Concernant l’augmentation des financements sur appel à projet, même rebaptisés financements compétitifs, nous considérons ce mode de financement toxique pour de multiples raisons : la mise en concurrence de tou-te-s contre tou-te-s, il favorise la compétition plutôt que la collaboration, il génère de la précarité et ne permet pas de se projeter dans le moyen et encore moins le long terme. De plus, lié à l’évaluation, il a tendance à « arroser là où c’est déjà mouillé ». Nous avons insisté sur le fait que ceci ne résoudrait pas les problèmes des laboratoires moins dotés en ANR. Il nous semble essentiel que les crédits récurrents soient suffisants pour permettre à chacun-e de mener à bien ses projets de recherche. La communauté rejette à une immense majorité le financement sur appel à projet. Nous trouvons ce choix paradoxal alors même qu’aucune évaluation de l’impact de l’ANR n’a été réalisée malgré nos demandes. (La ministre nous assure qu’une telle évaluation sera prochainement disponible.)

Sur le volet RH, difficile d’aborder tous les points de désaccord avec les pistes proposées dans les rapports, en gros : nous ne sommes pas du tout d’accord. Nous avons rappelé notre opposition à tout système de prime a fortiori quand il est injuste, individualisé. Les nouveaux outils RH innovants sont une multitude de dispositifs visant à précariser toujours plus l’ESR. Nous avons insisté sur le recours abusif aux « vacataires » qui n’est jamais abordé dans les rapports et la nécessité d’en faire un bilan complet pour mesurer l’ampleur du problème. Nous avons également parlé des recrutements aberrants pour les BIATSS, notamment les catégories C et B souvent surdiplômé-e-s ou encore de la faiblesse des rémunérations et de l’impact sur nos salaires de 10 années de gel du point d’indice.

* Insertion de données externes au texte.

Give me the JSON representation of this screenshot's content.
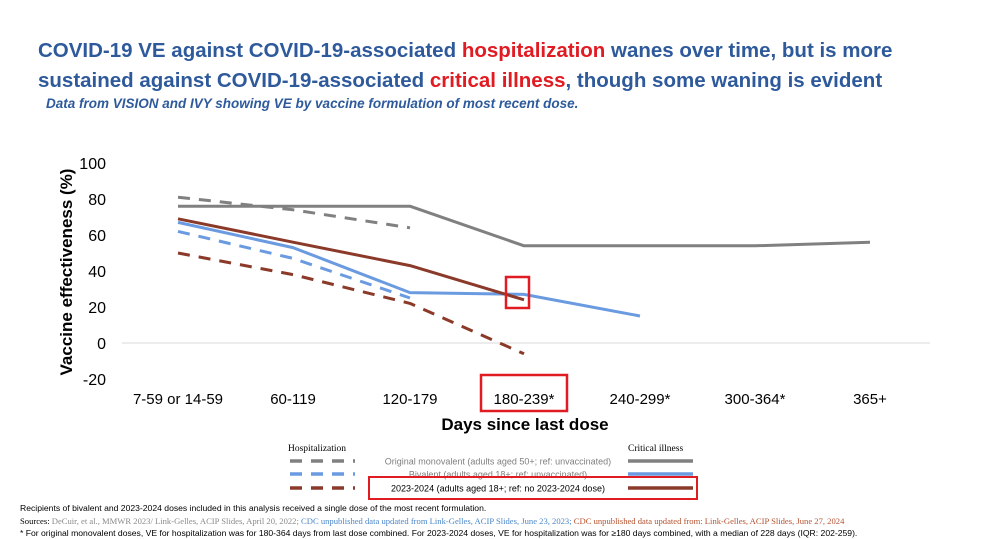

Nous avons aussi rappelé que nous nous étions opposés au protocole PPCR , notamment parce que les agent-e-s catégories B et surtout C avaient été largement oublié-e-s. Si le ministère n’a pas de marge de manœuvre pour modifier les grilles de ces agent-e-s qui sont communes à l’ensemble de la fonction publique, il est de sa responsabilité d’améliorer les carrières en augmentant les possibilités de promotion. Enfin, nous avons demandé si des ouvertures massives de postes de titulaires étaient prévues. La ministre a insisté sur le fait que la loi permettrait un schéma d’emploi à horizon 7 ou 10 ans, sans répondre clairement à notre question.
Quant à la volonté de simplification, nous avons souligné que les lois successives (avec actuellement les établissements expérimentaux prévus par l’ordonnance de décembre 2018) changent sans cesse le fonctionnement de l’ESR, ce qui ne permet pas de se projeter dans l’avenir. Force est de reconnaître que notre système d’ESR tout comme notre quotidien au travail ont été rendus extrêmement complexes à grands coups de lois dites « de simplification ». Aussi, quand un-e ministre nous parle de simplification nous ne sommes pas vraiment rassuré-e-s.

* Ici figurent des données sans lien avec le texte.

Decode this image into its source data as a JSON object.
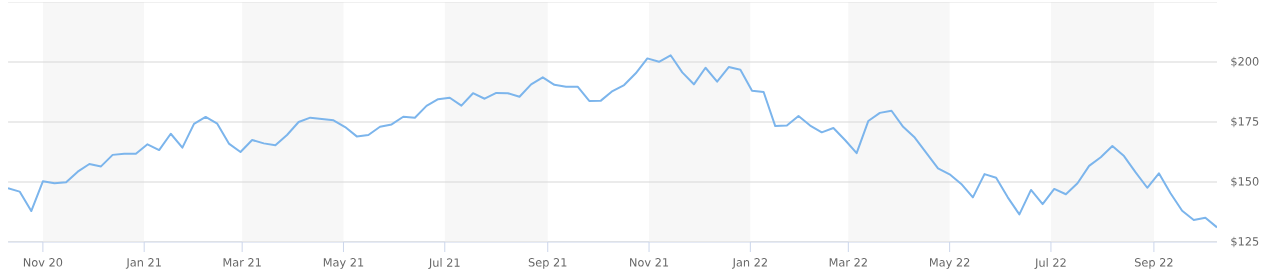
{
  "chart_data": {
    "type": "line",
    "color": "#7cb5ec",
    "x": [
      "2020-10-11",
      "2020-10-18",
      "2020-10-25",
      "2020-11-01",
      "2020-11-08",
      "2020-11-15",
      "2020-11-22",
      "2020-11-29",
      "2020-12-06",
      "2020-12-13",
      "2020-12-20",
      "2020-12-27",
      "2021-01-03",
      "2021-01-10",
      "2021-01-17",
      "2021-01-24",
      "2021-01-31",
      "2021-02-07",
      "2021-02-14",
      "2021-02-21",
      "2021-02-28",
      "2021-03-07",
      "2021-03-14",
      "2021-03-21",
      "2021-03-28",
      "2021-04-04",
      "2021-04-11",
      "2021-04-18",
      "2021-04-25",
      "2021-05-02",
      "2021-05-09",
      "2021-05-16",
      "2021-05-23",
      "2021-05-30",
      "2021-06-06",
      "2021-06-13",
      "2021-06-20",
      "2021-06-27",
      "2021-07-04",
      "2021-07-11",
      "2021-07-18",
      "2021-07-25",
      "2021-08-01",
      "2021-08-08",
      "2021-08-15",
      "2021-08-22",
      "2021-08-29",
      "2021-09-05",
      "2021-09-12",
      "2021-09-19",
      "2021-09-26",
      "2021-10-03",
      "2021-10-10",
      "2021-10-17",
      "2021-10-24",
      "2021-10-31",
      "2021-11-07",
      "2021-11-14",
      "2021-11-21",
      "2021-11-28",
      "2021-12-05",
      "2021-12-12",
      "2021-12-19",
      "2021-12-26",
      "2022-01-02",
      "2022-01-09",
      "2022-01-16",
      "2022-01-23",
      "2022-01-30",
      "2022-02-06",
      "2022-02-13",
      "2022-02-20",
      "2022-02-27",
      "2022-03-06",
      "2022-03-13",
      "2022-03-20",
      "2022-03-27",
      "2022-04-03",
      "2022-04-10",
      "2022-04-17",
      "2022-04-24",
      "2022-05-01",
      "2022-05-08",
      "2022-05-15",
      "2022-05-22",
      "2022-05-29",
      "2022-06-05",
      "2022-06-12",
      "2022-06-19",
      "2022-06-26",
      "2022-07-03",
      "2022-07-10",
      "2022-07-17",
      "2022-07-24",
      "2022-07-31",
      "2022-08-07",
      "2022-08-14",
      "2022-08-21",
      "2022-08-28",
      "2022-09-04",
      "2022-09-11",
      "2022-09-18",
      "2022-09-25",
      "2022-10-02",
      "2022-10-09"
    ],
    "values": [
      147.4,
      146.0,
      137.9,
      150.3,
      149.5,
      149.9,
      154.3,
      157.5,
      156.5,
      161.3,
      161.8,
      161.8,
      165.7,
      163.3,
      170.1,
      164.3,
      174.2,
      177.1,
      174.3,
      166.0,
      162.5,
      167.5,
      166.1,
      165.3,
      169.6,
      175.0,
      176.8,
      176.3,
      175.7,
      172.9,
      169.0,
      169.6,
      173.0,
      174.0,
      177.2,
      176.8,
      181.7,
      184.5,
      185.1,
      181.8,
      187.0,
      184.7,
      187.1,
      187.0,
      185.5,
      190.7,
      193.6,
      190.5,
      189.7,
      189.7,
      183.8,
      183.9,
      187.9,
      190.4,
      195.3,
      201.5,
      200.1,
      202.8,
      195.7,
      190.7,
      197.6,
      191.8,
      197.9,
      196.8,
      188.0,
      187.5,
      173.3,
      173.5,
      177.5,
      173.5,
      170.7,
      172.5,
      167.5,
      162.0,
      175.4,
      178.8,
      179.7,
      173.0,
      168.5,
      162.1,
      155.7,
      153.2,
      149.2,
      143.6,
      153.3,
      151.8,
      143.6,
      136.5,
      146.7,
      140.8,
      147.1,
      144.9,
      149.5,
      156.7,
      160.3,
      165.0,
      160.8,
      154.0,
      147.6,
      153.6,
      145.3,
      138.0,
      134.2,
      135.1,
      131.1
    ],
    "xlim": [
      "2020-10-11",
      "2022-10-09"
    ],
    "xticks": [
      {
        "value": "2020-11-01",
        "label": "Nov 20"
      },
      {
        "value": "2021-01-01",
        "label": "Jan 21"
      },
      {
        "value": "2021-03-01",
        "label": "Mar 21"
      },
      {
        "value": "2021-05-01",
        "label": "May 21"
      },
      {
        "value": "2021-07-01",
        "label": "Jul 21"
      },
      {
        "value": "2021-09-01",
        "label": "Sep 21"
      },
      {
        "value": "2021-11-01",
        "label": "Nov 21"
      },
      {
        "value": "2022-01-01",
        "label": "Jan 22"
      },
      {
        "value": "2022-03-01",
        "label": "Mar 22"
      },
      {
        "value": "2022-05-01",
        "label": "May 22"
      },
      {
        "value": "2022-07-01",
        "label": "Jul 22"
      },
      {
        "value": "2022-09-01",
        "label": "Sep 22"
      }
    ],
    "ylim": [
      125,
      225
    ],
    "yticks": [
      {
        "value": 125,
        "label": "$125"
      },
      {
        "value": 150,
        "label": "$150"
      },
      {
        "value": 175,
        "label": "$175"
      },
      {
        "value": 200,
        "label": "$200"
      },
      {
        "value": 225,
        "label": null
      }
    ],
    "bands": [
      {
        "axis": "x",
        "from": "2020-11-01",
        "to": "2021-01-01",
        "color": "#f7f7f7"
      },
      {
        "axis": "x",
        "from": "2021-03-01",
        "to": "2021-05-01",
        "color": "#f7f7f7"
      },
      {
        "axis": "x",
        "from": "2021-07-01",
        "to": "2021-09-01",
        "color": "#f7f7f7"
      },
      {
        "axis": "x",
        "from": "2021-11-01",
        "to": "2022-01-01",
        "color": "#f7f7f7"
      },
      {
        "axis": "x",
        "from": "2022-03-01",
        "to": "2022-05-01",
        "color": "#f7f7f7"
      },
      {
        "axis": "x",
        "from": "2022-07-01",
        "to": "2022-09-01",
        "color": "#f7f7f7"
      }
    ],
    "grid": "y"
  }
}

Comme Frédérique Vidal avait un autre rendez-vous, nous avons souhaité lui poser deux questions :

  • La première concerne les interventions du Premier Ministre qui a tendance à associer le volet revalorisation de LPPR et les éventuels rattrapages qu’il faudrait opérer si la réformes des retraites passait pour garantir le niveau de pension des « enseignant-e-s et chercheur-e-s ». Nous rappelons que la ministre a toujours tenu à dissocier les deux chantiers de réformes et que, en même temps, sa volonté de revalorisation s’adressait à l’ensemble des personnels. Nous lui demandons d’en glisser un mot au premier ministre et de lui rappeler que nous ne voulons pas du projet de transformation du système des retraites. La ministre confirme qu’elle n’a changé de position ni sur le fait de dissocier LPPR des retraites ni sur celui de prendre en considération toutes les catégories de personnel.
  • La seconde porte sur le calendrier parlementaire qui pourrait ne pas être tenu. La ministre nous a indiqué que le texte ne serait pas long, à peine quelques articles. Sa discussion pourrait se faire en seulement quelques jours et il est, de plus, jugé prioritaire par le gouvernement dans son ensemble. Le calendrier devrait ne poser aucun problème.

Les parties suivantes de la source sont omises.